Four More Topics

Looks like I am late to the party on the four additional topics. Some of the ones that I have chosen have already been discussed, but here they are:

Creep Factor – I think something on people’s creep factor and how they have changed over time would be helpful for this. Some companies (and people) seem to have some trouble with this and it might be helpful to see where it is now and where it was a long time ago. Also in this section, we could reassure our clients that all of the information that we are gaining is information that the individual has decided to share on their own. It’s not like we’re going through phone records, credit card receipts and the like.

Examples – I am a HUGE proponent of examples, especially when we are talking about things that clearly not a lot of people understand. I was thinking we should have some examples of what is currently being done with open graph. What companies have tried it, how its worked, etc. My thinking is that once people see a real-life example, they may be more willing to listen (and even excited to listen) about the ways we have come up with for them to use the information.

Definition of Permeable Data Sources, Open Graph – I’m not talking about a glossary or anything, but I think explaining what it is we will be referring to for the rest of the package would be helpful.

Moneyball Approach – I was thinking about something like this and I think Jackie summed it up the best so I will defer to her on this one. I know, for me, it was nice reading something that had to do with changing the way things are done.

Other Topics to Include

I like everyone ideas on the additional four chapters. Sometimes procrastination has its advantages. Believe it or not these are the four topics I was going to think of before you all did.
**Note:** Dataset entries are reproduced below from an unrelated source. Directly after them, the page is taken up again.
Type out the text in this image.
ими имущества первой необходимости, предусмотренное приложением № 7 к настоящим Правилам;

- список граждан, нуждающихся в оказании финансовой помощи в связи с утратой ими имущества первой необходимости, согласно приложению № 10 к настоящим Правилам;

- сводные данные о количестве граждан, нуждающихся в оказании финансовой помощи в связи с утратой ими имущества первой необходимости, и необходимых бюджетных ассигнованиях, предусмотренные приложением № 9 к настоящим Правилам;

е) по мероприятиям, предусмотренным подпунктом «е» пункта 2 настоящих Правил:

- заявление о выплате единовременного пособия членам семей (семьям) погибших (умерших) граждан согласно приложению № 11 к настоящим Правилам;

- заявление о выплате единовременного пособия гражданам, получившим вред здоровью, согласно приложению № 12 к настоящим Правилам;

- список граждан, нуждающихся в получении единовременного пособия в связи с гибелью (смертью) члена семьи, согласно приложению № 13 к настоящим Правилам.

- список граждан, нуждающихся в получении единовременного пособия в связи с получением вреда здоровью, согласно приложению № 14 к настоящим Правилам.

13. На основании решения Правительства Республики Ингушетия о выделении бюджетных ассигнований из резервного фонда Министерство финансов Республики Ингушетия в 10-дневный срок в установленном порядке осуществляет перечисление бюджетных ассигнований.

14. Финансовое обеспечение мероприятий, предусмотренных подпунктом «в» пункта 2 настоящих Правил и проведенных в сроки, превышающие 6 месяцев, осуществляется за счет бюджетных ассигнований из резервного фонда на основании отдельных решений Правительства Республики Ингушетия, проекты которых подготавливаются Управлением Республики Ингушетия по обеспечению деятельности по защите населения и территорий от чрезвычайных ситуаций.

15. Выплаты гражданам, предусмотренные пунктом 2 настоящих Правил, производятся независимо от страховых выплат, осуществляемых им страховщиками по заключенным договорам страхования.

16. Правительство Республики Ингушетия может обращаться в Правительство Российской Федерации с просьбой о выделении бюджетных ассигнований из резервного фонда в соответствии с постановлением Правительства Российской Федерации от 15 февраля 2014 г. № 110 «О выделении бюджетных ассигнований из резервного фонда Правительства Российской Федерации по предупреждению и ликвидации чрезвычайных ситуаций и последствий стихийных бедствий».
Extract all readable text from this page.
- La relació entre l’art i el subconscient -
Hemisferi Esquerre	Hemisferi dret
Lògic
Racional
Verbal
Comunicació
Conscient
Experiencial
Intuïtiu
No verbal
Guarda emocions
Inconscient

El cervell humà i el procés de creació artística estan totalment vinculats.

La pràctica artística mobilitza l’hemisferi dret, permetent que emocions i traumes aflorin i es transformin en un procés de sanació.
1. Types of data – a explanation of different types of data, why they are important and how each type is used/can be used

2. Competition – how other companies are using this data already, good examples and bad examples of companies

3. Personalization – definitely  important to include, like Jackie said we may want to look at the difference between having the data and using the data effectively, include examples.

4. Future Technology – I agree with Ben it’s necessary to include where big data is going and what could be expected for the future.


Another four topics…

So far, it looks like there are some good ideas out there.  Some of the following ideas may overlap with others that have already been posted, but I think we’ll find a consensus amongst the class once we’ve all posted our ideas.  So here goes:

1. The evolution of sharing (i.e. pushing the creep factor):  While I think many company representatives might be excited about the possibilities of this new technology, some of our data methods may be off-putting.  For me, some context could help alleviate any stress about this.  We’ve talked a lot in class about the creep factor and how social media is constantly pushing the envelope as to what people are willing and not so willing to share in the public domain.  That being said, a quick piece on the historical evolution of more and more sharing might help put those who have a “creep factor” problem at ease.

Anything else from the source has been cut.